Das Europa der zwei Geschwindigkeiten, auf das Macron es anlegt, teile den Kontinent quer durch Mitteleuropa und mache Deutschland zum „Anhängsel und Zahlmeister einer neuen lateinischen Münzunion“, so Sinn. Verwunderlich sei das nicht, schließlich sei die Spaltung Mitteleuropas seit Richelieus Zeiten ein zentrales Ziel der Politik des Landes. Die deutschen Interessen würden an diesem Punkt aber anders liegen.

Macron wolle seinem Land Entbehrungen ersparen, wobei er den Schulterschluss mit Deutschland suche, so der Ökonom weiter. Das sei offenbar einfacher, als die darniederliegende Industrie aus eigener Anstrengung wieder fit zu machen.

Macron wolle außerdem für die Zukunft ein eigenes Parlament für die Euro-Zone mit eigenem Budget und mit einer eigenen Steuerhoheit – und der Möglichkeit, in gemeinsamer Verantwortung Schulden zu machen. Hinzu komme eine gemeinsame Einlagenversicherung für die Banken und eine Europäische Arbeitslosenversicherung, um damit „einen direkten Geldfluss vom Norden in den Süden zu organisieren“.

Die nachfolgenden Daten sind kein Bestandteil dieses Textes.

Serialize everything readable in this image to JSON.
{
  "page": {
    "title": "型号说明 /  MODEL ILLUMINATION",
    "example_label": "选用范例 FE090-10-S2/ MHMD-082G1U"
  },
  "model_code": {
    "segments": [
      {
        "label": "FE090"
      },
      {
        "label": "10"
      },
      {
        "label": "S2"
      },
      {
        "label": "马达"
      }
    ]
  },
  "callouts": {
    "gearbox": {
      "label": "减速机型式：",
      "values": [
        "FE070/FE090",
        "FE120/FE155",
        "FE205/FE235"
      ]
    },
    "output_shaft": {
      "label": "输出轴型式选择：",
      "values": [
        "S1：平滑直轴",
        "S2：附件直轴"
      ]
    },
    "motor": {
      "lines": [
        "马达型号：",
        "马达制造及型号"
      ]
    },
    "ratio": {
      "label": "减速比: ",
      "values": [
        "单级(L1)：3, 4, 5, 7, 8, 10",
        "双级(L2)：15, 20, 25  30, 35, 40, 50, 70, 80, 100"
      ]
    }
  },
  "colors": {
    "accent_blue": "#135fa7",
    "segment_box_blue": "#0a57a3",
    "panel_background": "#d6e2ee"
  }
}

Deutsche Steuerzahler sollen Risiken der Euro-Finanzwelt abdecken

Die sogenannte Fiskalunion ist für Hans-Werner Sinn nichts anderes als eine Transfer- und Schuldenunion. Wirtschaftlich könne sie gar nicht im Interesse Deutschlands sein. Denn eine Bankenunion à la Macron bedeutete eigentlich, dass die nördlichen Länder der Euro-Zone, vor allen anderen Deutschland, in den südlichen Ländern und in Irland einen großen Teil der Sicht- und Spareinlagen absichern müssten. Sinn beziffert das Volumen auf die gigantische Summe von 3,69 Billionen Euro.

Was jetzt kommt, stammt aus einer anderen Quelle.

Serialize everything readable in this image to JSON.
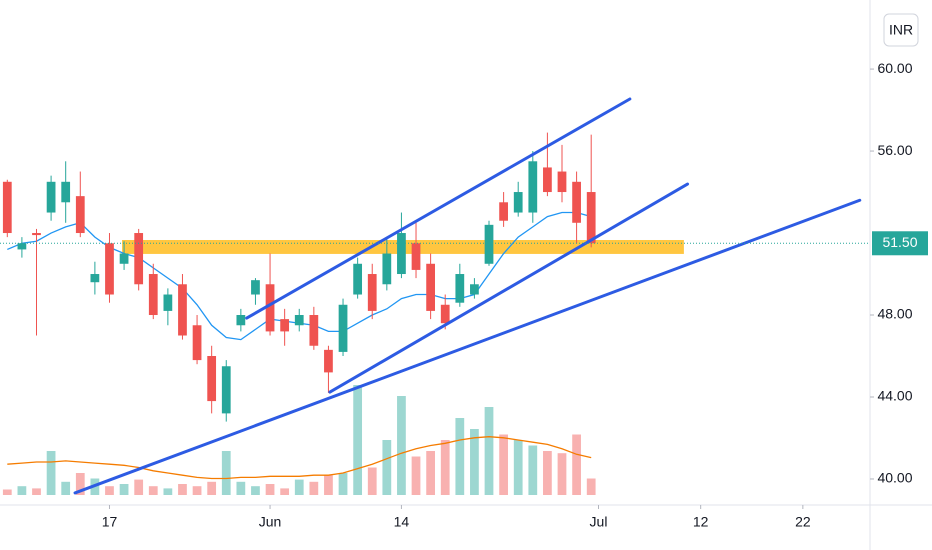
{
  "chart_data": {
    "type": "candlestick",
    "currency": "INR",
    "x": [
      0,
      1,
      2,
      3,
      4,
      5,
      6,
      7,
      8,
      9,
      10,
      11,
      12,
      13,
      14,
      15,
      16,
      17,
      18,
      19,
      20,
      21,
      22,
      23,
      24,
      25,
      26,
      27,
      28,
      29,
      30,
      31,
      32,
      33,
      34,
      35,
      36,
      37,
      38,
      39,
      40
    ],
    "open": [
      54.5,
      51.2,
      52,
      53,
      53.5,
      53.8,
      49.6,
      51.5,
      50.5,
      52,
      50,
      48.2,
      49.5,
      47.5,
      46,
      43.2,
      47.5,
      49,
      49.5,
      47.8,
      47.5,
      48,
      46.3,
      46.2,
      49,
      50,
      49.5,
      50,
      51.5,
      50.5,
      48.5,
      48.6,
      49,
      50.5,
      53.5,
      53,
      53,
      55.2,
      55,
      54.5,
      54
    ],
    "high": [
      54.6,
      51.8,
      52.2,
      54.8,
      55.5,
      55,
      50.6,
      52,
      51.6,
      52.2,
      50.5,
      49.3,
      50,
      48,
      46.5,
      45.8,
      48.3,
      49.8,
      51,
      48.3,
      48.3,
      48.4,
      46.5,
      48.8,
      50.8,
      50.5,
      51.8,
      53,
      52.6,
      51,
      49,
      50.5,
      49.8,
      52.6,
      54,
      54.5,
      56,
      56.9,
      56.3,
      55,
      56.8
    ],
    "low": [
      51.8,
      50.8,
      47,
      52.6,
      52.5,
      51.8,
      49,
      48.6,
      50.2,
      49.2,
      47.8,
      47.5,
      46.8,
      45.6,
      43.2,
      42.8,
      47.2,
      48.5,
      47,
      46.5,
      47.2,
      46.3,
      44.2,
      46,
      48.8,
      47.8,
      49.2,
      49.8,
      49.8,
      47.8,
      47.3,
      48.4,
      48.8,
      50.4,
      52.3,
      52.8,
      52.5,
      53.8,
      53.5,
      51.5,
      51.3
    ],
    "close": [
      52,
      51.5,
      51.9,
      54.5,
      54.5,
      52,
      50,
      49,
      51,
      49.5,
      48,
      49,
      47,
      45.8,
      43.8,
      45.5,
      48,
      49.7,
      47.2,
      47.2,
      48,
      46.5,
      45.2,
      48.5,
      50.5,
      48.2,
      51,
      52,
      50.2,
      48.2,
      47.6,
      50,
      49.5,
      52.4,
      52.6,
      54,
      55.5,
      54,
      54,
      52.5,
      51.5
    ],
    "up_color": "#26a69a",
    "down_color": "#ef5350",
    "ma": {
      "color": "#2196f3",
      "values": [
        51.2,
        51.5,
        51.6,
        52,
        52.3,
        52.5,
        51.8,
        51.3,
        51,
        50.8,
        50.3,
        49.8,
        49.3,
        48.5,
        47.5,
        46.9,
        46.8,
        47.3,
        47.8,
        47.7,
        47.6,
        47.5,
        47.2,
        47.2,
        47.6,
        48,
        48.3,
        48.8,
        49,
        49,
        48.8,
        48.8,
        49,
        50,
        51,
        51.8,
        52.3,
        52.8,
        53,
        53,
        52.8
      ]
    },
    "volume": {
      "axis": "y2",
      "values": [
        5,
        8,
        6,
        40,
        12,
        20,
        15,
        8,
        10,
        14,
        8,
        6,
        10,
        8,
        12,
        40,
        12,
        8,
        10,
        6,
        14,
        12,
        18,
        20,
        100,
        25,
        50,
        90,
        35,
        40,
        50,
        70,
        60,
        80,
        55,
        50,
        45,
        40,
        38,
        55,
        15
      ]
    },
    "volume_ma": {
      "axis": "y2",
      "color": "#f57c00",
      "values": [
        28,
        29,
        30,
        30,
        31,
        30,
        29,
        28,
        27,
        25,
        22,
        20,
        18,
        16,
        15,
        15,
        16,
        16,
        17,
        17,
        17,
        18,
        18,
        20,
        24,
        28,
        33,
        38,
        42,
        45,
        47,
        50,
        52,
        53,
        52,
        50,
        48,
        46,
        42,
        37,
        34
      ]
    },
    "xlim": [
      -0.5,
      59.1
    ],
    "xticks": [
      {
        "value": 7,
        "label": "17"
      },
      {
        "value": 18,
        "label": "Jun"
      },
      {
        "value": 27,
        "label": "14"
      },
      {
        "value": 40.5,
        "label": "Jul"
      },
      {
        "value": 47.5,
        "label": "12"
      },
      {
        "value": 54.5,
        "label": "22"
      }
    ],
    "ylim": [
      38.73,
      63.37
    ],
    "yticks": [
      {
        "value": 40,
        "label": "40.00"
      },
      {
        "value": 44,
        "label": "44.00"
      },
      {
        "value": 48,
        "label": "48.00"
      },
      {
        "value": 56,
        "label": "56.00"
      },
      {
        "value": 60,
        "label": "60.00"
      }
    ],
    "y2lim": [
      0,
      100
    ],
    "last_price": {
      "value": 51.5,
      "label": "51.50"
    },
    "zone": {
      "x": [
        7.86,
        46.35
      ],
      "y": [
        50.98,
        51.66
      ],
      "color": "#ffb300"
    },
    "trendline_color": "#2d5be3",
    "trendlines": [
      {
        "x": [
          16.4,
          42.65
        ],
        "y": [
          47.85,
          58.54
        ]
      },
      {
        "x": [
          22.1,
          46.6
        ],
        "y": [
          44.24,
          54.39
        ]
      },
      {
        "x": [
          4.64,
          58.4
        ],
        "y": [
          39.32,
          53.6
        ]
      }
    ]
  }
}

Deutsche Banken und Steuerzahler würden somit Risiken ohne Gegenleistung übernehmen, analysiert Sinn, andersherum könnten südeuropäische Institute zu verantwortungslosem oder leichtsinnigen Handeln verleitet werden.

Sinn führt als Warnung vor einer solchen Haftung die amerikanische Savings-and-Loan-Krise vor 30 Jahren an, bei der 1000 Finanzinstitute Insolvenz anmeldeten. Der Gesamtschaden betrug mehr als 150 Milliarden Dollar, 125 Milliarden davon trug der Steuerzahler.

Gemeinsame Arbeitslosenversicherung öffnet Tor zum Betrug

Auch warnt Sinn vor einer von Macron angestrebten gemeinsamen Arbeitslosenversicherung. Hiermit wäre in den südlichen Staaten der Manipulation und des Betrugs Tür und Tor geöffnet. Auch der vom Norden oft kritisierte frühe Rentenbezug in den südlichen Ländern ließe sich damit kostensparend einfach umdrehen, warnt der Ökonom weiter.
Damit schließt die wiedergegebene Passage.